Cobiçamos o cair da noite e aquela bruma sob a ponte. Que as fogueiras acesas nos removam o bolor dos dedos cansados de escrever. De talhar. De pintar. Que mais nenhum lume se ateie para incinerar pessoas. Na praça ainda se cruzam carroças. O som das rodas sobre a calçada arrasta-nos. Um ou outro pombo mostram-nos o indício do vôo. Queremos atingir a torre. Segurar os ponteiros do relógio. Que o tempo não se afaste. Ainda temos que entrar pelas portas do paraíso. Tactear com a língua o bronze. Saber ao que sabe o amor. Entender a densidade dos corpos. Insistir para que os homens acreditem no que vêem.

Turistas fazem fotografias nas mais diversas poses. Alguns reconhecem o perfume que a ponte exala. Ninguém se lembra de depositar os restos mortais de Miguel Ângelo. Roubam o ouro dos lojistas da ponte Vecchio. Acredita-se que será fundido para cobrir os cabelos da Vénus que emerge do mar. Reavemos a concha das paixões espirituais que o vento oeste aporta. E ardemos na sombra. Como papel caligrafado a caneta de aparo. Ou belíssimos sobrescritos.

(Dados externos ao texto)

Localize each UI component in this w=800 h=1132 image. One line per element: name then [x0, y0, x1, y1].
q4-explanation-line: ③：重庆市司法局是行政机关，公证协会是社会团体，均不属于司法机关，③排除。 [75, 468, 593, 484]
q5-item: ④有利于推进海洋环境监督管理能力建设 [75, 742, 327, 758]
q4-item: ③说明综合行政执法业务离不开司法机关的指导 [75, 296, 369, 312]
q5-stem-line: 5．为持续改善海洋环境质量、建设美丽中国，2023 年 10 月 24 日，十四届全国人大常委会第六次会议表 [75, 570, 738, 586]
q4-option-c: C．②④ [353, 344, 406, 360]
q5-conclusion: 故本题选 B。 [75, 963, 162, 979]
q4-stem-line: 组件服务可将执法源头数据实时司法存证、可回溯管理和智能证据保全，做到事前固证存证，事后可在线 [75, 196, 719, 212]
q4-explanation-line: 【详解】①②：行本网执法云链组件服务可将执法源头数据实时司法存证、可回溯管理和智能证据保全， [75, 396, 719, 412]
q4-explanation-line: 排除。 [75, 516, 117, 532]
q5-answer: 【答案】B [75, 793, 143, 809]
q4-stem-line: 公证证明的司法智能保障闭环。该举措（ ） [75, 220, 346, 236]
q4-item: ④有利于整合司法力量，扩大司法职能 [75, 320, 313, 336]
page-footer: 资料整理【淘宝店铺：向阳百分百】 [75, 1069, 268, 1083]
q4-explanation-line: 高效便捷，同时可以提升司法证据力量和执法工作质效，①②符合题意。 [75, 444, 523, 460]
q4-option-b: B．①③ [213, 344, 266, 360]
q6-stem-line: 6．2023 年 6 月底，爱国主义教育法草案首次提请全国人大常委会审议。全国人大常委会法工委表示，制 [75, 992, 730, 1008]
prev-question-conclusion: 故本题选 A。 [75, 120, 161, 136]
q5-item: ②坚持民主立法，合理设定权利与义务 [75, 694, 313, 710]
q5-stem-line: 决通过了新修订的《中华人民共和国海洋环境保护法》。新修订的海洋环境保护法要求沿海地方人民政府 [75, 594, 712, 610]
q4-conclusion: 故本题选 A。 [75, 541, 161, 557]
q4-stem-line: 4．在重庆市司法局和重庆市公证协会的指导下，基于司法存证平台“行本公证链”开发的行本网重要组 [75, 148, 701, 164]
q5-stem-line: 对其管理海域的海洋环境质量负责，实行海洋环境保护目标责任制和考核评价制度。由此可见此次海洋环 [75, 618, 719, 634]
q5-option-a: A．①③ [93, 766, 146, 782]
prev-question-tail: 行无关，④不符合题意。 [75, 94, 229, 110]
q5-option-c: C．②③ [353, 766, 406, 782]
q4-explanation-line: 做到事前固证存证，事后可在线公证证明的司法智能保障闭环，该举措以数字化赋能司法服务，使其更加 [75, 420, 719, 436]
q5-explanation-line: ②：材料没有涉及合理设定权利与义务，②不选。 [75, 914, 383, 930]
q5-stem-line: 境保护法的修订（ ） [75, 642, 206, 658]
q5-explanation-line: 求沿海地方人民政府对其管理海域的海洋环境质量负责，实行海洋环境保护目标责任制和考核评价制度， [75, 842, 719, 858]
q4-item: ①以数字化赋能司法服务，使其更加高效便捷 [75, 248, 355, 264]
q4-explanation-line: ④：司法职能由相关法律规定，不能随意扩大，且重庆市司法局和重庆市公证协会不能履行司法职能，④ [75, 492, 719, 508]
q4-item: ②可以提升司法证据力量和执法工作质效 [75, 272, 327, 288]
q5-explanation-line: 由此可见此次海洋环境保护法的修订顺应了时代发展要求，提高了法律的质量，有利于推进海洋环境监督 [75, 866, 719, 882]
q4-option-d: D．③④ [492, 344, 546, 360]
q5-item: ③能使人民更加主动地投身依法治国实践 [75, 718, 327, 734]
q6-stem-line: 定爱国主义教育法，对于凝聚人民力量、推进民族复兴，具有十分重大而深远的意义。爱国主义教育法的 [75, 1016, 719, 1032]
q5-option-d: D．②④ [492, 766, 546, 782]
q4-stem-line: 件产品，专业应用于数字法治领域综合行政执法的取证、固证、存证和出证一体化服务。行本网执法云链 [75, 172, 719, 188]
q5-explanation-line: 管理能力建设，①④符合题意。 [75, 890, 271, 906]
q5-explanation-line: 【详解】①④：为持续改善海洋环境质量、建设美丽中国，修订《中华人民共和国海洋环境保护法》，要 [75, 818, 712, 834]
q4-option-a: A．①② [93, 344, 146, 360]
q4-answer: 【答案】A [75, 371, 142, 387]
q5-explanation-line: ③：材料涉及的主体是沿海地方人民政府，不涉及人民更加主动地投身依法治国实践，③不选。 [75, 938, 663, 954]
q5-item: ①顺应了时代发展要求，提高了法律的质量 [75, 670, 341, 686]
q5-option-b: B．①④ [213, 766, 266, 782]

A nossa casa tem um terraço. Ali damos as mãos e lemos livros em braile. Sabemos de cor a forma triangular da Toscana, serpenteada de morros e colinas. Desconhecemos a orientação do Mar Lígure e do Mar Tirreno. Pressentimos o marejar nas madrugadas de marés distantes. Do terraço avistamos a cúpula da catedral onde um dia chorámos. Porque não cabíamos dentro. Porque não nos cabia dentro.